SANBio Network Manager, Dr Ereck Chakauya and CSIR (SANBio Hub) Business Development Manager, Mr Caesar Forbay at the SADC Ministers of health and Minister responsible for HIV & AIDS

The NEPAD Southern Africa Network for Biosciences participated at the Joint Ministerial meeting for Ministers of Health and Ministers Responsible for HIV and AIDS. The meeting was held from the 7th to 11th November 2016 at Royal Swazi, in Ezulwini, Kingdom of Swaziland. The meeting is held every year as part of commemoration of the SADC Malaria week.

The meeting followed a Public Health approach focusing on the prevention, control and management of diseases. The Meeting approved policy strategies, frameworks and strategic interventions addressing the implementation plan for the SADC Protocol on Health and the implementation of the SADC Declaration on HIV and AIDS.

In his welcoming remarks His Excellence the Prime Minister of The Kingdom of Swaziland, Dr Barnabas Sibusiso Dlamini, underscored the need to address the gaps that talks to harmonising efforts that aim to improve the health sector in the Region and also maintained that the SADC region remains committed to the climate change agenda.

The Minister commended the region for the milestones achieved. The region experienced a decline in new HIV infections from 880,000 in 2010 to 763000 in 2015, a decline of 13.3%. There is now high coverage of prevention of mother-to-child transmission (PMTCT), only one MS has a coverage of less than 60%. A 40% reduction has been seen in the number of children under the age of five who are stunted.
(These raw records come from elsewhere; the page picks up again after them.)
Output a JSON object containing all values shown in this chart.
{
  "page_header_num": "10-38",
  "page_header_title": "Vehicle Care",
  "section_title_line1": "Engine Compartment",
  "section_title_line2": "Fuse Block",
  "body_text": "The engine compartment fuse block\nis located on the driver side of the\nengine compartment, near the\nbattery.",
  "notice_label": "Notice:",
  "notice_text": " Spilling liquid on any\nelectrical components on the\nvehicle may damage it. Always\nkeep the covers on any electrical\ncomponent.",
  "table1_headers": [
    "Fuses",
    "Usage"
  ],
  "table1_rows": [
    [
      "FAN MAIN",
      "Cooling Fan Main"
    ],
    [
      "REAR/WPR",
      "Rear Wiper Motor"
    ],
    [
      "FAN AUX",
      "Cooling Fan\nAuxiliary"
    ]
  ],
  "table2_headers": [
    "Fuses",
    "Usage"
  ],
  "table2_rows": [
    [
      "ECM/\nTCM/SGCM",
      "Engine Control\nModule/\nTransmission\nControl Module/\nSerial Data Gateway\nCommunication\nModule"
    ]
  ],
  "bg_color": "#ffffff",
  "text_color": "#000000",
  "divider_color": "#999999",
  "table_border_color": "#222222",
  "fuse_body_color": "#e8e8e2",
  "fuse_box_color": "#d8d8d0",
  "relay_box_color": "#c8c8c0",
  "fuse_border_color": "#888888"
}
There has also been a 30% reduction in low birth weight when compared with the baseline of 2006 – 2010.

Ministers noted that, despite the various milestones achieved by the region towards improving health outcomes, there is increasing mortality associated with a high burden of both communicable diseases emerging and re-emerging diseases and non-communicable diseases. Maternal mortality ratio also remains high in the region regardless of favourable maternal and child health indicators such as high Prevention of Mother to Child Transmission coverage and high number of deliveries by skilled staff.

The baby steps the region is taking towards achieving their goals in outlined in the priority areas of the Science, Technology and Innovation Strategy for Africa (STISA-2024) in terms of eradicating hunger and ensuring food and nutrition security, and preventing and controlling diseases and ensuring well-being. SANBio also applauds its member states for the progress made in addressing health challenges in the region. It is the member states’ responsibility to ensure the priorities set by their policy makers are followed.